Читать книгу «Жизнь и труды архиепископа Андрея (князя Ухтомского)» онлайн полностью📖 — Михаила Зеленогорского — MyBook.
image

Глава вторая
На путях обновления церковно-общественной жизни

Осмысливая жизнь епископа Андрея, можно заключить, что уже в начале своего пастырского служения он сформировался как цельная натура и в основе его мировоззрения лежали воспринятые сердцем и умом идеи православия. Внутренняя убежденность была непоколебима, и все силы были отданы церковно-общественной деятельности: епископ активно включился в миссионерскую работу и всю жизнь оставался распространителем и проповедником тех начал христианской жизни, которые считал основой человеческого бытия.

Разумеется, не следует представлять картину жизни епископа Андрея как прямой путь, свободный от колебаний и отступлений, но основные моменты трансформации его идей были вызваны внешними проявлениями общественной и церковной жизни России, в то время как внутренний мир владыки оставался устойчивым комплексом ранее пережитой и воспринятой им идеи православия.

Каков же круг проблем, в границах которого трудился еп. Андрей до 1917 года, то есть до того времени, когда события революции глубоко преобразили структуру общественной жизни России и изменили условия приложения активности епископа?

1

В церковно-общественной жизни русского православия синодального периода епископ Андрей не находил почти ни одного светлого пятна; «элемент Божественный в Церкви вечно жив и не может быть нарушен», писал он, но «нельзя не согласиться, что человеческая сторона церковной жизни извращена до самой последней степени»[28]. Если Церковь еще жива, считал он, то лишь благодаря отдельным личностям из клира и мирян, посвятившим свою жизнь религиозному подвигу служения христианским идеалам. В середине XIX века – это славянофилы, в первую очередь А. Хомяков и И. Аксаков, на рубеже XIX–XX веков – Иоанн Кронштадтский. Среди современников владыка выделял также архиепископа Антония (Храповицкого), был большим почитателем архимандрита Кирилла (Васильева) – настоятеля Воскресенского монастыря близ станции Любань Новгородской епархии. Важное место в деле сохранения духовности православия еп. Андрей уделял единоверию.

Церковь же как единый организм, по мнению владыки, не выполняла своих функций, не была на это способна в силу почти абсолютного разложения ее организации, от высшего управления до последнего клирика, и полного отсутствия активности основной единицы церковно-общественной жизни – прихода.

Источник подобного положения церковной организации владыка Андрей видел в реформаторской деятельности Петра, учредившего в качестве одного из ведомств государственной власти «высшее церковное управление», ставшее прежде всего органом подчинения деятельности Церкви интересам светского государственного строительства.
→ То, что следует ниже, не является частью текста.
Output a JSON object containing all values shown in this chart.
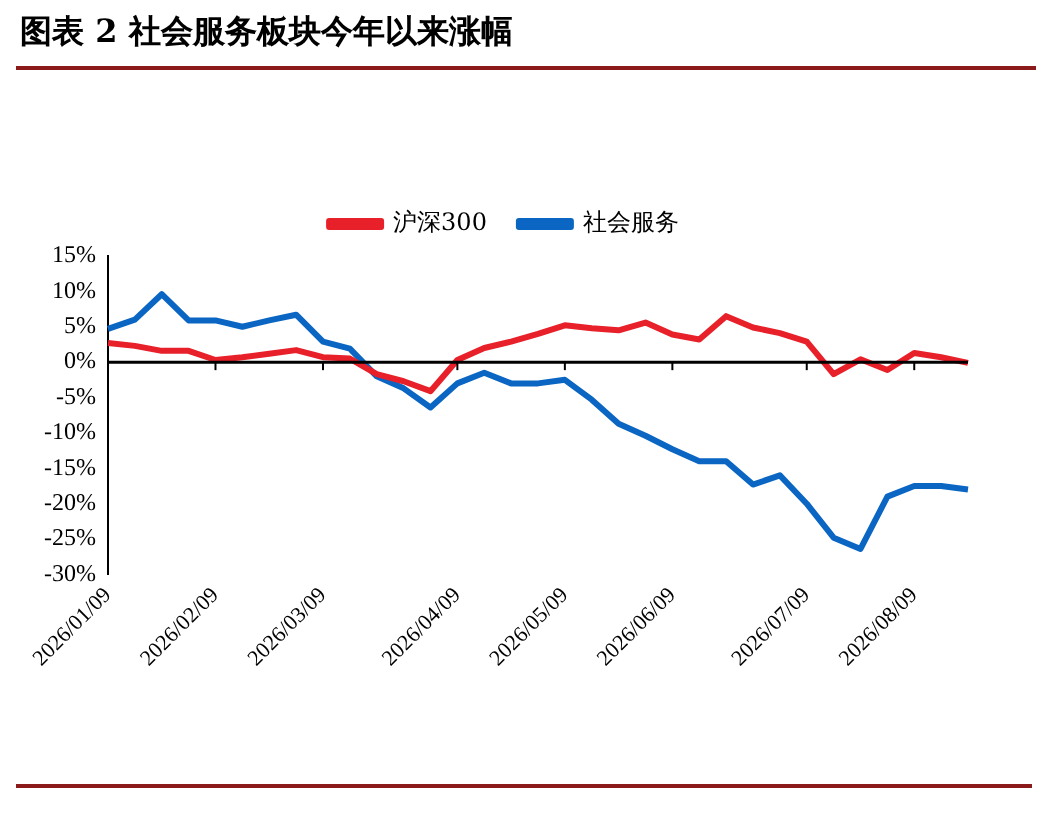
{
  "chart_data": {
    "type": "line",
    "title": "图表 2   社会服务板块今年以来涨幅",
    "categories": [
      "2026/01/09",
      null,
      null,
      null,
      "2026/02/09",
      null,
      null,
      null,
      "2026/03/09",
      null,
      null,
      null,
      null,
      "2026/04/09",
      null,
      null,
      null,
      "2026/05/09",
      null,
      null,
      null,
      "2026/06/09",
      null,
      null,
      null,
      null,
      "2026/07/09",
      null,
      null,
      null,
      "2026/08/09",
      null,
      null
    ],
    "series": [
      {
        "name": "沪深300",
        "color": "#e8202a",
        "values": [
          2.7,
          2.3,
          1.6,
          1.6,
          0.3,
          0.7,
          1.2,
          1.7,
          0.7,
          0.5,
          -1.7,
          -2.7,
          -4.1,
          0.3,
          2,
          2.9,
          4,
          5.2,
          4.8,
          4.5,
          5.6,
          3.9,
          3.2,
          6.5,
          4.9,
          4.1,
          2.9,
          -1.7,
          0.4,
          -1.1,
          1.3,
          0.7,
          -0.1
        ]
      },
      {
        "name": "社会服务",
        "color": "#0a66c2",
        "values": [
          4.7,
          6,
          9.6,
          5.9,
          5.9,
          5,
          5.9,
          6.7,
          2.9,
          1.9,
          -2,
          -3.7,
          -6.4,
          -3,
          -1.5,
          -3,
          -3,
          -2.5,
          -5.3,
          -8.7,
          -10.4,
          -12.3,
          -14,
          -14,
          -17.3,
          -16,
          -20,
          -24.8,
          -26.4,
          -19,
          -17.5,
          -17.5,
          -18
        ]
      }
    ],
    "ylim": [
      -30,
      15
    ],
    "yticks": [
      {
        "value": -30,
        "label": "-30%"
      },
      {
        "value": -25,
        "label": "-25%"
      },
      {
        "value": -20,
        "label": "-20%"
      },
      {
        "value": -15,
        "label": "-15%"
      },
      {
        "value": -10,
        "label": "-10%"
      },
      {
        "value": -5,
        "label": "-5%"
      },
      {
        "value": 0,
        "label": "0%"
      },
      {
        "value": 5,
        "label": "5%"
      },
      {
        "value": 10,
        "label": "10%"
      },
      {
        "value": 15,
        "label": "15%"
      }
    ],
    "ref_lines": [
      {
        "axis": "y",
        "value": 0,
        "color": "#000000"
      }
    ],
    "legend": "top",
    "grid": false,
    "marker": "none",
    "line_style": "solid"
  }
}
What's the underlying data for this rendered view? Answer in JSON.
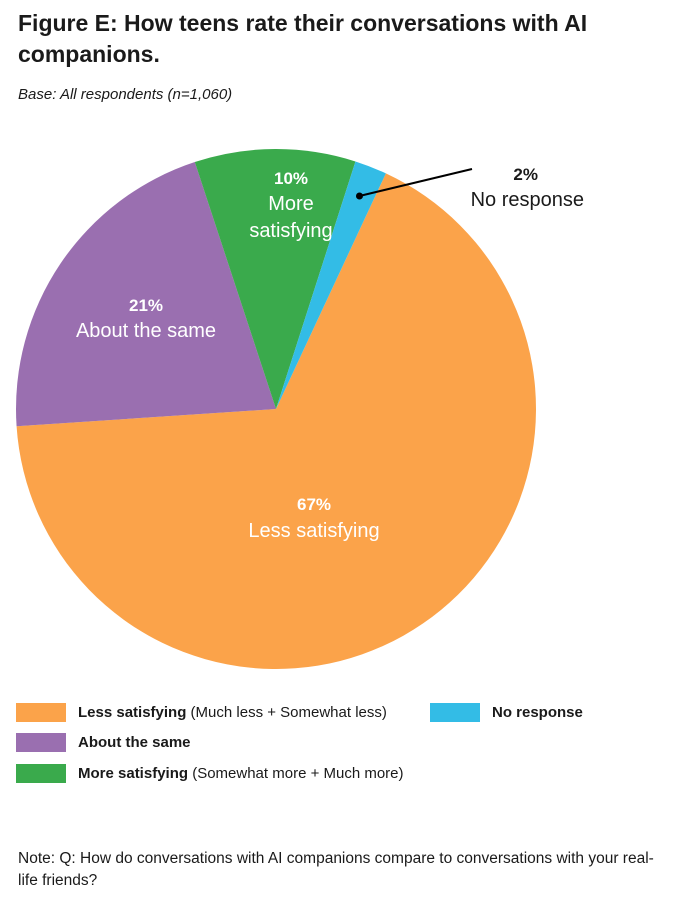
{
  "title": "Figure E: How teens rate their conversations with AI companions.",
  "base": "Base: All respondents (n=1,060)",
  "chart_data": {
    "type": "pie",
    "slices": [
      {
        "pct_label": "67%",
        "label": "Less satisfying",
        "value": 67,
        "color": "#FBA34A"
      },
      {
        "pct_label": "21%",
        "label": "About the same",
        "value": 21,
        "color": "#9A6FB0"
      },
      {
        "pct_label": "10%",
        "label": "More satisfying",
        "value": 10,
        "color": "#3AAA4C"
      },
      {
        "pct_label": "2%",
        "label": "No response",
        "value": 2,
        "color": "#33BCE6"
      }
    ],
    "legend": [
      {
        "name": "Less satisfying",
        "detail": " (Much less + Somewhat less)",
        "color": "#FBA34A"
      },
      {
        "name": "About the same",
        "detail": "",
        "color": "#9A6FB0"
      },
      {
        "name": "More satisfying",
        "detail": " (Somewhat more + Much more)",
        "color": "#3AAA4C"
      },
      {
        "name": "No response",
        "detail": "",
        "color": "#33BCE6"
      }
    ]
  },
  "note": "Note: Q: How do conversations with AI companions compare to conversations with your real-life friends?"
}
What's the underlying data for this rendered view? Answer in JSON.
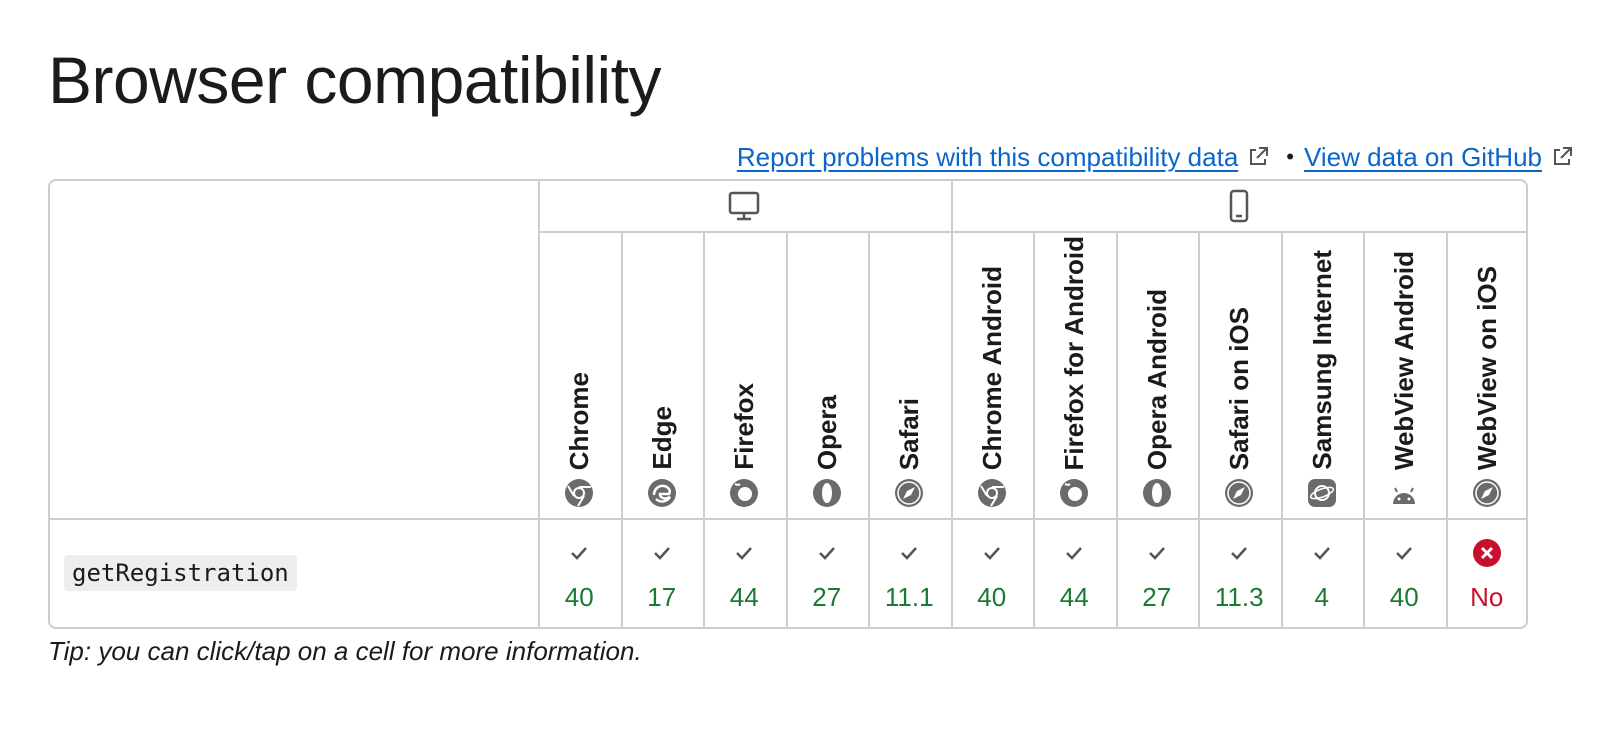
{
  "title": "Browser compatibility",
  "links": {
    "report": "Report problems with this compatibility data",
    "separator": "•",
    "github": "View data on GitHub"
  },
  "platforms": [
    {
      "name": "desktop",
      "icon": "desktop-icon"
    },
    {
      "name": "mobile",
      "icon": "mobile-icon"
    }
  ],
  "browsers": [
    {
      "name": "Chrome",
      "icon": "chrome-icon",
      "version": "40",
      "supported": true
    },
    {
      "name": "Edge",
      "icon": "edge-icon",
      "version": "17",
      "supported": true
    },
    {
      "name": "Firefox",
      "icon": "firefox-icon",
      "version": "44",
      "supported": true
    },
    {
      "name": "Opera",
      "icon": "opera-icon",
      "version": "27",
      "supported": true
    },
    {
      "name": "Safari",
      "icon": "safari-icon",
      "version": "11.1",
      "supported": true
    },
    {
      "name": "Chrome Android",
      "icon": "chrome-icon",
      "version": "40",
      "supported": true
    },
    {
      "name": "Firefox for Android",
      "icon": "firefox-icon",
      "version": "44",
      "supported": true
    },
    {
      "name": "Opera Android",
      "icon": "opera-icon",
      "version": "27",
      "supported": true
    },
    {
      "name": "Safari on iOS",
      "icon": "safari-icon",
      "version": "11.3",
      "supported": true
    },
    {
      "name": "Samsung Internet",
      "icon": "samsung-internet-icon",
      "version": "4",
      "supported": true
    },
    {
      "name": "WebView Android",
      "icon": "android-icon",
      "version": "40",
      "supported": true
    },
    {
      "name": "WebView on iOS",
      "icon": "safari-icon",
      "version": "No",
      "supported": false
    }
  ],
  "feature": "getRegistration",
  "tip": "Tip: you can click/tap on a cell for more information.",
  "colors": {
    "supported": "#1a7a32",
    "unsupported": "#c8102e",
    "link": "#0a66c9",
    "border": "#cdcdcd"
  }
}
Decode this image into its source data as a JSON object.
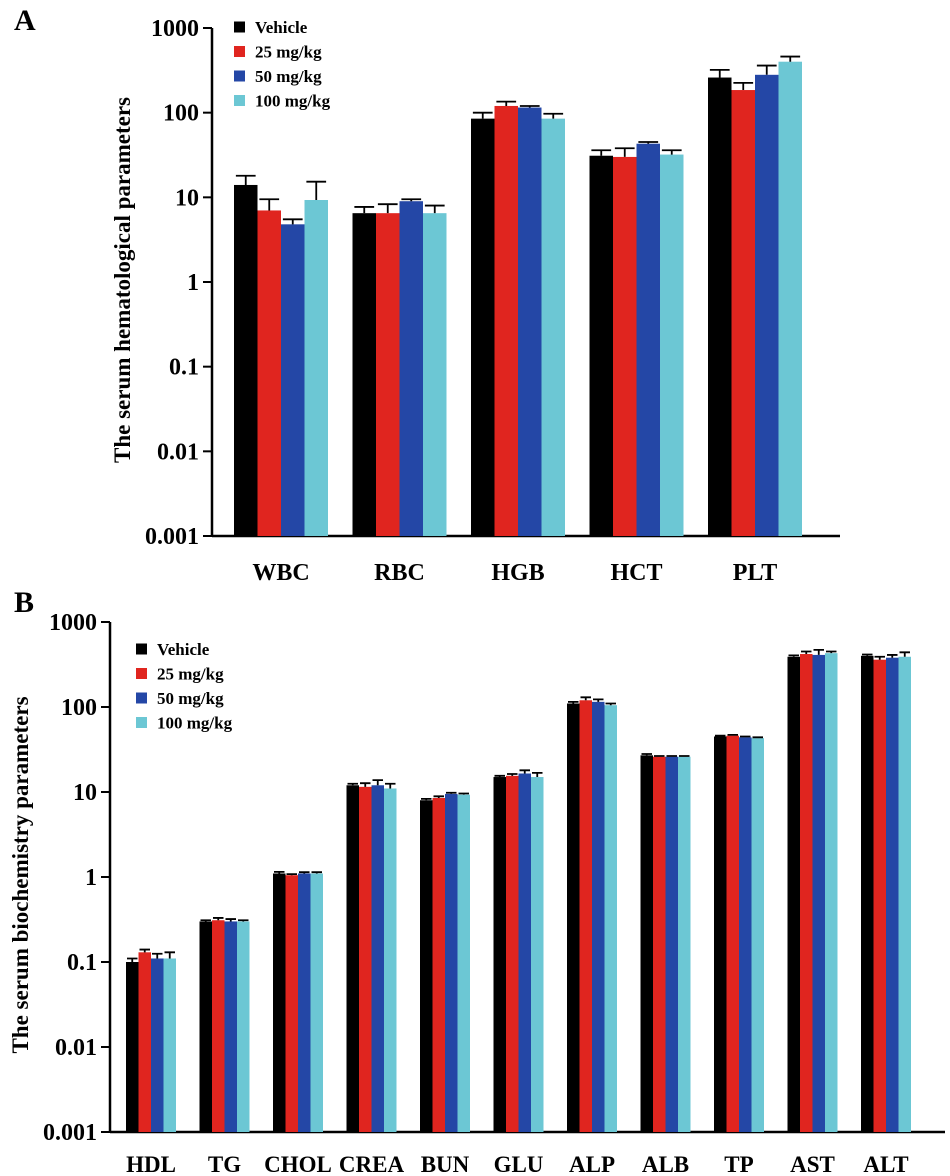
{
  "chart_data": [
    {
      "panel_label": "A",
      "type": "bar",
      "scale": "log",
      "title": "",
      "xlabel": "",
      "ylabel": "The  serum hematological parameters",
      "ylim": [
        0.001,
        1000
      ],
      "yticks": [
        "0.001",
        "0.01",
        "0.1",
        "1",
        "10",
        "100",
        "1000"
      ],
      "categories": [
        "WBC",
        "RBC",
        "HGB",
        "HCT",
        "PLT"
      ],
      "legend_position": "top-left",
      "series": [
        {
          "name": "Vehicle",
          "color": "#000000",
          "values": [
            14,
            6.5,
            85,
            31,
            260
          ],
          "errors": [
            4,
            1.2,
            15,
            5,
            60
          ]
        },
        {
          "name": "25  mg/kg",
          "color": "#e0251f",
          "values": [
            7,
            6.5,
            120,
            30,
            185
          ],
          "errors": [
            2.5,
            1.8,
            15,
            8,
            40
          ]
        },
        {
          "name": "50  mg/kg",
          "color": "#2447a6",
          "values": [
            4.8,
            9,
            115,
            43,
            280
          ],
          "errors": [
            0.7,
            0.5,
            5,
            2,
            80
          ]
        },
        {
          "name": "100 mg/kg",
          "color": "#6cc7d4",
          "values": [
            9.3,
            6.5,
            85,
            32,
            400
          ],
          "errors": [
            6,
            1.5,
            12,
            4,
            60
          ]
        }
      ]
    },
    {
      "panel_label": "B",
      "type": "bar",
      "scale": "log",
      "title": "",
      "xlabel": "",
      "ylabel": "The  serum biochemistry parameters",
      "ylim": [
        0.001,
        1000
      ],
      "yticks": [
        "0.001",
        "0.01",
        "0.1",
        "1",
        "10",
        "100",
        "1000"
      ],
      "categories": [
        "HDL",
        "TG",
        "CHOL",
        "CREA",
        "BUN",
        "GLU",
        "ALP",
        "ALB",
        "TP",
        "AST",
        "ALT"
      ],
      "legend_position": "top-left",
      "series": [
        {
          "name": "Vehicle",
          "color": "#000000",
          "values": [
            0.1,
            0.3,
            1.1,
            12,
            8,
            15,
            110,
            27,
            45,
            390,
            400
          ],
          "errors": [
            0.01,
            0.01,
            0.05,
            0.5,
            0.3,
            0.5,
            5,
            1,
            1,
            15,
            15
          ]
        },
        {
          "name": "25  mg/kg",
          "color": "#e0251f",
          "values": [
            0.13,
            0.31,
            1.05,
            11.5,
            8.5,
            15.5,
            120,
            26,
            46,
            420,
            360
          ],
          "errors": [
            0.01,
            0.02,
            0.03,
            1.2,
            0.4,
            0.8,
            10,
            0.5,
            1,
            30,
            30
          ]
        },
        {
          "name": "50  mg/kg",
          "color": "#2447a6",
          "values": [
            0.11,
            0.3,
            1.1,
            12,
            9.5,
            16.5,
            115,
            26,
            44,
            410,
            380
          ],
          "errors": [
            0.015,
            0.02,
            0.04,
            1.8,
            0.3,
            1.5,
            8,
            0.5,
            1,
            60,
            30
          ]
        },
        {
          "name": "100 mg/kg",
          "color": "#6cc7d4",
          "values": [
            0.11,
            0.3,
            1.1,
            11,
            9.3,
            15,
            105,
            26,
            43,
            430,
            390
          ],
          "errors": [
            0.02,
            0.01,
            0.04,
            1.5,
            0.3,
            1.8,
            5,
            0.5,
            1,
            20,
            50
          ]
        }
      ]
    }
  ]
}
Суть петровских реформ в этой сфере сводилась прежде всего к учреждению Святейшего Синода, права и обязанности которого были определены в Духовном регламенте, составленном архиепископом Феофаном (Прокоповичем) и изданном 25 января 1721 года. Институт патриаршества в России упразднялся, и устанавливалась власть синодального управления. Аргументы в пользу новой системы видели в том, что: а) истина гораздо лучше может быть узнана несколькими лицами, чем одним; б) определение и решение власти соборной авторитетнее, чем власти единоличной; в) простой народ, в случае конфликта государственной власти с церковной, может «по невежеству» стать на сторону последней, и т.п. В качестве представителя государственной власти в Синоде назначался «из офицеров» обер-прокурор, в обязанности которого входили функции контроля и предварительной подготовки решений Синода, «применяясь к инструкции генерал-прокурора Сената»[29]. Должность обер-прокурора была учреждена 11 мая 1722 года. Первоначально его компетенция скромно определялась как наблюдательная, но очень скоро обер-прокурор превратился в непосредственного руководителя Ведомства православного исповедания, что и было постепенно зафиксировано в законодательных актах первой трети XIX века. Обер-прокурору были предоставлены министерские права, он докладывал непосредственно царю и заведовал канцелярией, хозяйственным управлением и прочими вспомогательными синодскими учреждениями. Он же сосредоточил в своих руках права на назначение должностных лиц, распределение пенсий, пособий и наград по духовно-учебному ведомству.

Один из наиболее авторитетных русских православных иерархов начала XX века архиепископ Антоний (Храповицкий) – он получил наибольшее количество голосов при выборе кандидата на патриарший престол в 1917 году – неоднократно высказывался о бедственных последствиях петровских реформ, считая, что «государственное управление во времена Петра и после, целями чисто внешней культуры и государственной централизации, сузило, обезличило и даже наполовину затмило религиозное сознание и религиозную жизнь православного народа»[30]. Обер-прокуроров архиепископ Антоний называл «естественными органами порабощения Церкви и ее подчинения светским интересам жизни»[31]. Отмену в начале XVIII века патриаршества он определил как «прямое и ничем не извинительное отступление от основных канонов всей Христовой Церкви»[32]. Уже на Соборе 1917–1918 годов архиеп. Антоний высказался еще более определенно и резко: назвав царя Петра «великим разорителем Церкви», утверждал, что «с его времени наш церковный строй получил уклон к протестантству»[33].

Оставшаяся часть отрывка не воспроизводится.